Kurier

Zwischen Fettnäpfch­en und Pulverfass

- VON WOLFGANG WINHEIM wolfgang.winheim@kurier.at

Der SK Rapid löst nach dem Titelgewin­n, im Stich gelassen von der Gemeinde Wien, aus finanziell­er Not sein Meistertea­m auf. Rapid wird ein Jahr danach mit seiner aus Junioren bestehende­n zweiten Mannschaft in der zweiten Liga Meister, dazu Cupsieger und steigt in die Bundesliga auf. Was im Fußball, allein schon weil die roten Wiener Stadtväter ihre grünen (Kicker-)Freunde nie fallen lassen würden, undenkbar wäre, ist im Handball passiert. Mit Union Westwien.

Als Vater des Westwiener Bubenwunde­rs gilt Trainer Roland Marouschek. Er ist der Schwiegers­ohn von Eva Janko (Olympiadri­tte im Speerwurf) und Schwager von Marc Janko.

Womit’s gleich doppelt Grund zum Feiern gab, wurde doch mit dem Ex- Hochspring­er und späteren Ski-Damen- bzw. Rapid-Konditions­trainer Herbert Janko Marouschek­s Schwiegerp­apa soeben 80 Jahre alt.

Dass sportliche Erfolge zu familiären Vergleiche­n führen, kommt immer öfter vor. Siehe

Herfried Sabitzer (6 Länderspie­le und Sohn Marcel (78 Länderspie­le), siehe ÖFB-Trainer Werner Gregoritsc­h und Vater-Stolz Michael (53 Länderspie­le), siehe Leo Lainer

(28 Länderspie­le) und Sohn Stefan (39), siehe Johannes Strolz, der wie Vater Hubert

Ski-Olympiasie­ger wurde, siehe Olympionik­e Matthias Mayer, der Papa Helmut gleich um drei Medaillen übertraf.

Handball-Tormann-Legende Werner Möstl (103 Länderspie­le) wiederum darf über seinen 18-jährigen, im Cupfinale zum Topwerfer gewordenen Clemens jubeln, nachdem ihn schon dessen Halbbruder so stolz gemacht hatte.

Constantin Möstl, 24, reagiert nicht nur im Tor, sondern auch vor Mikrofonen spontan schnell. Als Wiens Sportstadt­rat Peter Hacker seine taube Ohren gegenüber Westwiener Hilferufen damit rechtferti­gte, dass er nicht dazu da sei, Profis zu unterstütz­en, trat er ins Fettnäpfch­en. Ließ Möstl den fehlinform­ierten Politiker doch postwenden­d öffentlich wissen, dass er, der Meistergoa­lie, 40 Euro pro Punkt erhalte.

Spätestens seit der EM, als die Handballer im Jänner zum ORF-Quotenhit wurden und der bei vier von fünf Spielen zum „Man of the match“gewählte Möstl in der ZiB2 bei Armin Wolf rhetorisch überzeugte, ist der emotionale Wiener auch außerhalb der Handball-Gemeinde zum Begriff geworden.

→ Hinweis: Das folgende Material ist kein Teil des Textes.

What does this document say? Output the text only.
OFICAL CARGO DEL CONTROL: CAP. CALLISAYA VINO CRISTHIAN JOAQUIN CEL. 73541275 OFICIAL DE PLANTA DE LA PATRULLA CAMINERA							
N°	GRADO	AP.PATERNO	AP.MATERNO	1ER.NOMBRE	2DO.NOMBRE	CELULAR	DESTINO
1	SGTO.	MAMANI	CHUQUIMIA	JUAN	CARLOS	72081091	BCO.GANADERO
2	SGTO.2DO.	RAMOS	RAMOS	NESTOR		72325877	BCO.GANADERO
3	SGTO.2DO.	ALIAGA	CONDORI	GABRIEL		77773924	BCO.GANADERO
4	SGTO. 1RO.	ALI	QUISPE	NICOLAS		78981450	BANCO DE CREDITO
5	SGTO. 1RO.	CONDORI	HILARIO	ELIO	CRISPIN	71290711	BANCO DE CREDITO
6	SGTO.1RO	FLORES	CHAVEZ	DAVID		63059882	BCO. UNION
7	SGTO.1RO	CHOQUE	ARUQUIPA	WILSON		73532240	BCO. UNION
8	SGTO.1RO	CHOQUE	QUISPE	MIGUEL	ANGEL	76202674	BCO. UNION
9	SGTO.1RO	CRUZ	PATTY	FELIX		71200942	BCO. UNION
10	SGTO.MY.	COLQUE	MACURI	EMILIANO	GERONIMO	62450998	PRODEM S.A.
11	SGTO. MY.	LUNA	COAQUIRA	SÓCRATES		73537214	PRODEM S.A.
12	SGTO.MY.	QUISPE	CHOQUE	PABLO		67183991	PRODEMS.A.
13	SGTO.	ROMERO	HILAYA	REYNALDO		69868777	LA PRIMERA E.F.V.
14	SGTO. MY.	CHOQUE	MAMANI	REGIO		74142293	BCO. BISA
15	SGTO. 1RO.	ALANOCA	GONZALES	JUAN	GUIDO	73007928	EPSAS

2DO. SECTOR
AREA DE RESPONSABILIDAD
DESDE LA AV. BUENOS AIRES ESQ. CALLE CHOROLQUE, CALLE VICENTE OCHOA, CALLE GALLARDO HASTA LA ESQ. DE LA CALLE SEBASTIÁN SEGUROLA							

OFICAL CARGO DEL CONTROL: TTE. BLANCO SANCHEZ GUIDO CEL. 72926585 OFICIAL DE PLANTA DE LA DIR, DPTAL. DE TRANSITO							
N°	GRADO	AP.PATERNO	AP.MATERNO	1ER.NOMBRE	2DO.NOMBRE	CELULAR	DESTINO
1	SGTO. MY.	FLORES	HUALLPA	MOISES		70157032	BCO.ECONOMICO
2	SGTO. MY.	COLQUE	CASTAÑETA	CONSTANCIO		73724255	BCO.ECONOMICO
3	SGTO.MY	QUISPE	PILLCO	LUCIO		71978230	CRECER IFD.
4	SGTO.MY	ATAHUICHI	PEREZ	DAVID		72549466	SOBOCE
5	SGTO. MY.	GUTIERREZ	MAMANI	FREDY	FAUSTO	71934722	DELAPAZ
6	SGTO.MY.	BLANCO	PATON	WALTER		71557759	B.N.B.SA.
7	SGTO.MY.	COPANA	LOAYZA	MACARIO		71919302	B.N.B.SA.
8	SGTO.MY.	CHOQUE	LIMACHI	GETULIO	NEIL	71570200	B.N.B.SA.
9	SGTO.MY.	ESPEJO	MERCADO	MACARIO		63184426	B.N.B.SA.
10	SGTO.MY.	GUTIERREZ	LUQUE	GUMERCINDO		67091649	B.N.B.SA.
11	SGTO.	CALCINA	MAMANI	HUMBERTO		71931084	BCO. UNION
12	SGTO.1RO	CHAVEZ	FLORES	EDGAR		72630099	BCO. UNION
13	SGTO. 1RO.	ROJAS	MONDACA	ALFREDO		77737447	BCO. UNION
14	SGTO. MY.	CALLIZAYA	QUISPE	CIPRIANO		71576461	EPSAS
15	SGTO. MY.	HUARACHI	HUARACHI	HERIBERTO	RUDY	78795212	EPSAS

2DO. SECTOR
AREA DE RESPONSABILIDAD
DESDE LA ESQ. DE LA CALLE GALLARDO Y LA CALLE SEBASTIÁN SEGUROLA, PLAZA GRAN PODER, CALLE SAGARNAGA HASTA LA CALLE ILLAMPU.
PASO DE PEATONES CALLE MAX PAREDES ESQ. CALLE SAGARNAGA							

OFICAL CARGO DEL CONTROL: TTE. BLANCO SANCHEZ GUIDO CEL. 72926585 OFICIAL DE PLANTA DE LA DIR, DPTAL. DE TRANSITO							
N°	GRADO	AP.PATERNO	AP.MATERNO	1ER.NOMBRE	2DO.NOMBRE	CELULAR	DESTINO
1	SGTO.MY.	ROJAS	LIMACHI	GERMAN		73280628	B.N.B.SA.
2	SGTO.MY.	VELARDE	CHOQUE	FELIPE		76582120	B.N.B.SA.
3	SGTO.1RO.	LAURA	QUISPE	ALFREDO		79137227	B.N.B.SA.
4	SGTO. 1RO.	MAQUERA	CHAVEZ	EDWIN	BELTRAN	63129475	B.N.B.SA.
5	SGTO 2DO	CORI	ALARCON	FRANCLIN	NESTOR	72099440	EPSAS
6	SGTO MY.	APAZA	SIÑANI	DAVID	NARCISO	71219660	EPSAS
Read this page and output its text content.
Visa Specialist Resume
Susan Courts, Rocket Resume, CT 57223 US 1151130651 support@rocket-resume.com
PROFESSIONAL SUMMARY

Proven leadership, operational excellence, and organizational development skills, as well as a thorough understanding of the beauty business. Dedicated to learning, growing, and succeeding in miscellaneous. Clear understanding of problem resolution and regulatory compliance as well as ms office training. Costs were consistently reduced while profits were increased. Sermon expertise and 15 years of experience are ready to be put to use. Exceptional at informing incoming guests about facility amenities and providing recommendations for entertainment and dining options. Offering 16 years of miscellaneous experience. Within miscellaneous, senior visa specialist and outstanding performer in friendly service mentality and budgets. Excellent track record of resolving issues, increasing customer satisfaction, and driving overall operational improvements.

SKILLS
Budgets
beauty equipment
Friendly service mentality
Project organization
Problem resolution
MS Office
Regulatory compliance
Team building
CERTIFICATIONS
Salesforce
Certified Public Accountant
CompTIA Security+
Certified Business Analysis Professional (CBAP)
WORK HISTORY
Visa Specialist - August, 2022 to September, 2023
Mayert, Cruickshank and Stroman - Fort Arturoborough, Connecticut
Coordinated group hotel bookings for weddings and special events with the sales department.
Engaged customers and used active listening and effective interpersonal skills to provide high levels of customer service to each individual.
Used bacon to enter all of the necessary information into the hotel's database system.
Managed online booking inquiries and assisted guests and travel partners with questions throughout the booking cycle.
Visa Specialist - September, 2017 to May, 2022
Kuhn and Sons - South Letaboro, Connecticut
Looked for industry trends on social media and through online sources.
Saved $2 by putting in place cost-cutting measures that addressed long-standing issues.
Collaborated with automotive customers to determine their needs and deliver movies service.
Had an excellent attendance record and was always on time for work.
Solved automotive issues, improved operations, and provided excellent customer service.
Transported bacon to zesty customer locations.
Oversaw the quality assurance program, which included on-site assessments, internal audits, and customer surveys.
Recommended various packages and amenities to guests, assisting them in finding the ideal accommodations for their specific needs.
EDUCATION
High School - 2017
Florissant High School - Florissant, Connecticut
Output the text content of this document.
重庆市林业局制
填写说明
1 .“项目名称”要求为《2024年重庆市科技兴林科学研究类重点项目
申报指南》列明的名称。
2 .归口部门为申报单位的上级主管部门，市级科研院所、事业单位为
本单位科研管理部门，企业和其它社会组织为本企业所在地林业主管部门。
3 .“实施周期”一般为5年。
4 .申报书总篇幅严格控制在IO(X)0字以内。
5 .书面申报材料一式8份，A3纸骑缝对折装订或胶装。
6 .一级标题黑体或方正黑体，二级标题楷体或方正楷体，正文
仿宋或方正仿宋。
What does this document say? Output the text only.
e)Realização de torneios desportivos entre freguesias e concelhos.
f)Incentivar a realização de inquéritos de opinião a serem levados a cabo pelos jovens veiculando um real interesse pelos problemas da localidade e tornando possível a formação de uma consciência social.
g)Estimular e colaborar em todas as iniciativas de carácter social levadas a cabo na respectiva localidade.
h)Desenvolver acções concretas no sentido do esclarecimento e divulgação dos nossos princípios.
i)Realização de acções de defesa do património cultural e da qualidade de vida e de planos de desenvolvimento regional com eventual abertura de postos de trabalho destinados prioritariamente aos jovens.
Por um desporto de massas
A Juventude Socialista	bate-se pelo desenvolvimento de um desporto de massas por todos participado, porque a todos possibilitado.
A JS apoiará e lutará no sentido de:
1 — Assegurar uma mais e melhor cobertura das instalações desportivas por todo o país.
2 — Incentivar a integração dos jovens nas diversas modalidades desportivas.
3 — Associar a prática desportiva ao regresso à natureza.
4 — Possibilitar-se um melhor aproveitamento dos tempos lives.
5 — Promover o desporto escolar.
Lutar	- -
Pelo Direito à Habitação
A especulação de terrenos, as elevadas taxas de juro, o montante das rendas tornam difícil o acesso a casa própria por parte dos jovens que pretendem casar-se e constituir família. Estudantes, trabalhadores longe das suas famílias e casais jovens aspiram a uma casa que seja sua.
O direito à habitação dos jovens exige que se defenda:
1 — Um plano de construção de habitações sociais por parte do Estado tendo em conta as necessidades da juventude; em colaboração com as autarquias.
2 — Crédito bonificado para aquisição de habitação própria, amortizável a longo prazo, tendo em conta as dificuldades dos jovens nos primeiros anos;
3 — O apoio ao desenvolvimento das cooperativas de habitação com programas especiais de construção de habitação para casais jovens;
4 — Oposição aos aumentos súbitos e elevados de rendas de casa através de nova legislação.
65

Wird mit ihm das Nationalte­am am Donnerstag im politische­n Pulverfass Tiflis und am Muttertag beim Wiener Quali-Retourspie­l gegen Georgien der Favoritenr­olle gerecht, darf sich Constantin Möstl auf sein WM-Debüt freuen. Davor peilt er nach dem Vorjahrest­riumph mit Westwien noch mit seinen Vorarlberg­er Kollegen von Hard den Meistertit­el an, ehe er in die deutsche Bundesliga (zu Lemgo) übersiedel­t.

In Deutschlan­d kann ein Handballer in der höchsten Leistungss­tufe immerhin fast so viel verdienen wie ein Fußballer in der dritten. Womit Möstl nicht nur ob seiner sportliche­n Einstellun­g, sondern auch finanziell endgültig Profi-Status erhält. Und der Herr Stadtrat mit einjährige­r Verspätung doch recht haben wird.